Aos meus filhos


Já se passaram tantos anos que eu andava em bicos dos pés para vós poderes dormir.
E quantas vezes acendia o lume para enxugar os panos que mijavas, tão miserável era nossa vida nesse País, em que os poderosos deixavam-nos definhar; tão pouco podíamos comprar com o dinheiro duma semana de trabalho.

Agora estais iguais a estes dois velhos que vos adoram ainda demais.

Apenas perderam a graça os nossos abusos de vos pedir beijos. Mas, quantas vezes fico triste e invejoso por não receber de vós, o beijo com a mesma fúria, e a mesma inocência.

Os meus abraços talvez fossem abusivos, mas de certeza eram dados cheios de amor, e medo de vos perder no meio da miséria e da fome.

Esses beijos e abraços eram dados com uma paixão louca por saber que eras parte do meu corpo, sim talvez beijos inconvenientes, mas não eram impostores.

Filhos; crescestes do nada, mas vossas feições se assemelhavam, e a semelham; ainda hoje os meus olhos pisqueiros e cansados pelos anos se enchem de alegria quando vos posso ter todos juntos, e viver horas de alegria com vós.

Sei que já não sentis necessidade de nós; mas nós estamos sempre à espera das vossas necessidades, estamos sempre aflitos com vossos filhos, esperando a cada dia lhes dar mais uma vitamina ou um brinquedo.

Queremos sentir seu corpo frágil, mas que pensamos que ainda faz parte de nós; fica cada vez mais difícil de lhe chegar uma camisa, ou uma toalha, mas também passará a não ser tanto importante.

Agora é muito mais importante saber que eles vão bem na escola, ou quando eles pegam num livro sem que alguém lhe peça, não fico apreensivo com a qualidade do livro, mas sim contente por o livro despertar a curiosidade de saber.

Depois fico muito contente quando os netos sabem decifrar o bem do mal, aí vejo que é mais uma vitória do nosso egoísmo, de ter uma família linda, unida, e com uma média ou superior no saber.

Ainda sentimos a preocupação, se a tosse os aflige: se não podem ir trabalhar e muitas vezes talvez cansados duma noite de prazer.

Nós sabemos que os filhos descobriram todos os salgadinhos, e os melhores pitéus da vida; os refrigerantes mais saborosos, que nós os velhos ainda não descobrimos o nome.

E que eles conhecem os lugares mais pitorescos, que nós não os descobrimos com medo de faltar dinheiro para seus estudos; mas de verdade sabíamos que tudo existia, mas sentíamos medo do futuro.

Depois que eles voaram, muitas pessoas tem feito parte do nosso mundo; mas tremo de medo só em pensar, em ver-me entrar no mundo de outras pessoas que não podem fazer parte do meu mundo.

Enchemos nossa casa de quinquilharias, e dizemos nisto resta muitos dos nossos momentos de felicidade da longa caminhada que nos conduziu a estas terras, onde os meses de brancura cegaria se não tomássemos cuidados, mas o sem preocupação do nível de vida, compensa todas as dificuldades.

Claro que os nossos melhores momentos estão sempre guardados em nosso coração.
A nossa família, que ficou além é um punhal de eterna saudade cravado em nosso coração, a nossa amizade nunca será esquecida, mesmo sem termos o suporte que tanto necessitávamos.

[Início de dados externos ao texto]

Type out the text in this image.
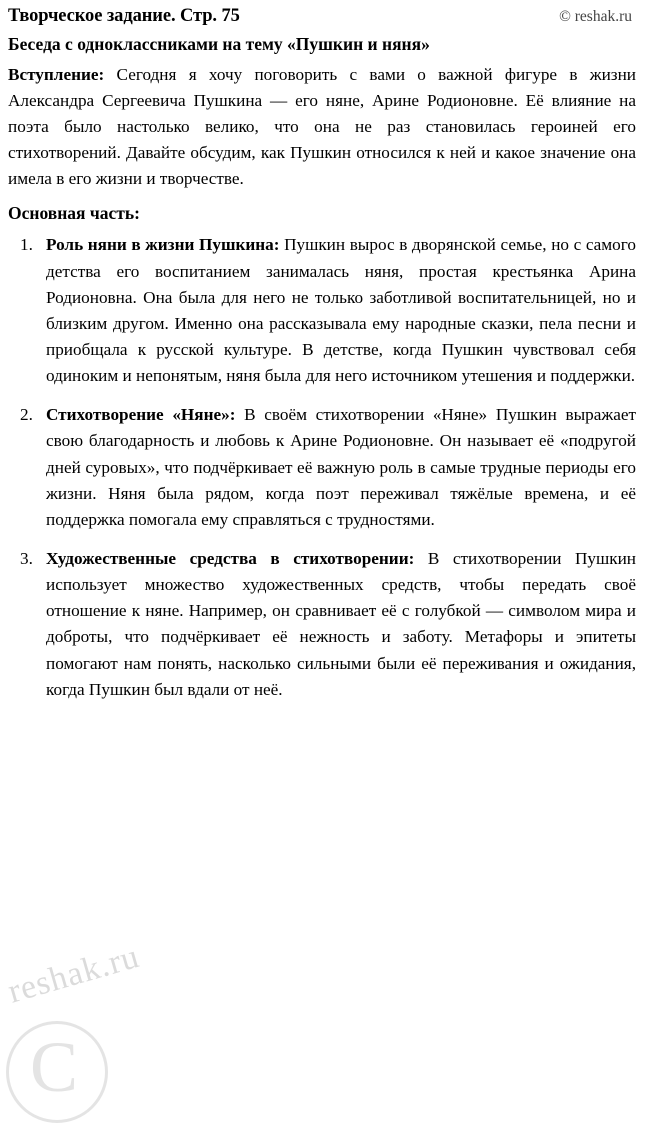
Творческое задание. Стр. 75	© reshak.ru
Беседа с одноклассниками на тему «Пушкин и няня»

Вступление: Сегодня я хочу поговорить с вами о важной фигуре в жизни Александра Сергеевича Пушкина — его няне, Арине Родионовне. Её влияние на поэта было настолько велико, что она не раз становилась героиней его стихотворений. Давайте обсудим, как Пушкин относился к ней и какое значение она имела в его жизни и творчестве.

Основная часть:
Роль няни в жизни Пушкина: Пушкин вырос в дворянской семье, но с самого детства его воспитанием занималась няня, простая крестьянка Арина Родионовна. Она была для него не только заботливой воспитательницей, но и близким другом. Именно она рассказывала ему народные сказки, пела песни и приобщала к русской культуре. В детстве, когда Пушкин чувствовал себя одиноким и непонятым, няня была для него источником утешения и поддержки.
Стихотворение «Няне»: В своём стихотворении «Няне» Пушкин выражает свою благодарность и любовь к Арине Родионовне. Он называет её «подругой дней суровых», что подчёркивает её важную роль в самые трудные периоды его жизни. Няня была рядом, когда поэт переживал тяжёлые времена, и её поддержка помогала ему справляться с трудностями.
Художественные средства в стихотворении: В стихотворении Пушкин использует множество художественных средств, чтобы передать своё отношение к няне. Например, он сравнивает её с голубкой — символом мира и доброты, что подчёркивает её нежность и заботу. Метафоры и эпитеты помогают нам понять, насколько сильными были её переживания и ожидания, когда Пушкин был вдали от неё.
reshak.ru
C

Agora já idosos não fazemos parte da equipa principal, não me sinto apenas mais um, no meio dos espectadores, sinto-me bem aplaudido, com a certeza de que, todos vós vos sentires felizes de nos ter feito parte desta família feliz.

E a certeza é nossa, que vós, irmãs e irmãos, genros e noras, sois parte de adultos de visão fantástica; sentimo-nos felizes de ser parte de vós.

A todos os netos e filhos também, tenhais a certeza, se a necessidade chegar em qualquer ocasião, o meu ombro estará firme para vos encostar, ou o meu colo se é que vos possa acalentar, vossa mãe que vos carregou nove meses, seus braços são macios e ainda fortes para um abraço e vos ofertar as suas ultimas calorias, para que vivais.